The Captain's Corner: Drinking tequila in the buff
Who's been waiting all week for the next edition of the Captain's Corner? I know I have.
If you're still new to the Captain's Corner (shame on you), here's what you need to know: It's a series of columns by Capt. Larry Gross, the former owner of Captain Larry's in South Baltimore. Read his past columns here.
OK, we're locked, loaded and ready for some action. Captain! Come on, buddy!
After the third wife, I had this girlfriend, Donna. We went to Mexico -- we took a week and went to Cancun or someplace.
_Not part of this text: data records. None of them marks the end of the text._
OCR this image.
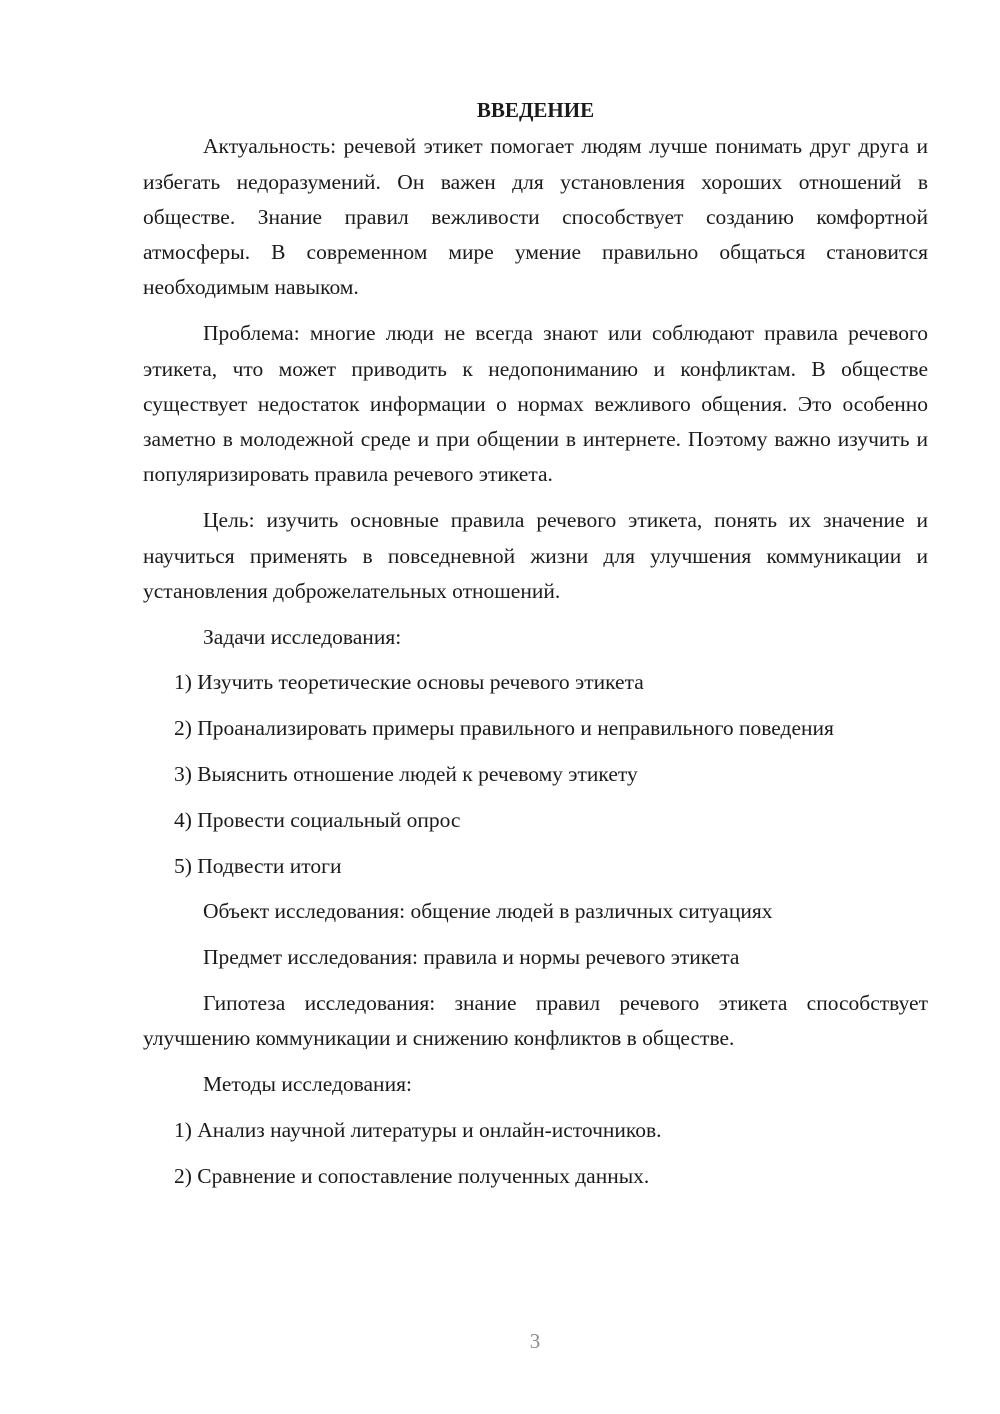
ВВЕДЕНИЕ

Актуальность: речевой этикет помогает людям лучше понимать друг друга и избегать недоразумений. Он важен для установления хороших отношений в обществе. Знание правил вежливости способствует созданию комфортной атмосферы. В современном мире умение правильно общаться становится необходимым навыком.

Проблема: многие люди не всегда знают или соблюдают правила речевого этикета, что может приводить к недопониманию и конфликтам. В обществе существует недостаток информации о нормах вежливого общения. Это особенно заметно в молодежной среде и при общении в интернете. Поэтому важно изучить и популяризировать правила речевого этикета.

Цель: изучить основные правила речевого этикета, понять их значение и научиться применять в повседневной жизни для улучшения коммуникации и установления доброжелательных отношений.

Задачи исследования:

1) Изучить теоретические основы речевого этикета

2) Проанализировать примеры правильного и неправильного поведения

3) Выяснить отношение людей к речевому этикету

4) Провести социальный опрос

5) Подвести итоги

Объект исследования: общение людей в различных ситуациях

Предмет исследования: правила и нормы речевого этикета

Гипотеза исследования: знание правил речевого этикета способствует улучшению коммуникации и снижению конфликтов в обществе.

Методы исследования:

1) Анализ научной литературы и онлайн-источников.

2) Сравнение и сопоставление полученных данных.

3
I come back with three or four bottles of Mexican tequila -- two bottles of the expensive (bleep) and two bottles of the nasty (bleep) and two of these bandaleros like Pancho Villa would wear.
One night, I'm tending bar, and I've got about 20 people in the bar, and it's getting like I've got to do something to liven the place up ...
They said, 'What are you doing?'
I said, 'We're going to drink tequila. We're going to drink the good (bleep) and the bad (bleep).'
They said, 'Let's start with the bad (bleep).'
Those customers got four free bottles of tequila. (The neighborhood cop), Wally, comes in, and every (bleeping) customer sitting at that bar is naked. I'm behind the bar naked, and I'm all juiced up.
He said, 'What the (bleep) are you people doing?'
I said, 'We're drinking (bleeping) tequila, and we're naked, Wally.'
He said, 'Well, I want to, too!'
Wally takes his clothes off, puts his gun belt back on -- and his hat -- and said, 'I'm going to be the doorman.'
I said, 'Wally, put your (bleeping) clothes on. Again, they will only shut me down for three days, but you will be fired.'
It's a wonder I lasted that long without getting shut down. I didn't do anything criminal or bad. Just the wackiest (bleep), and everybody got into it.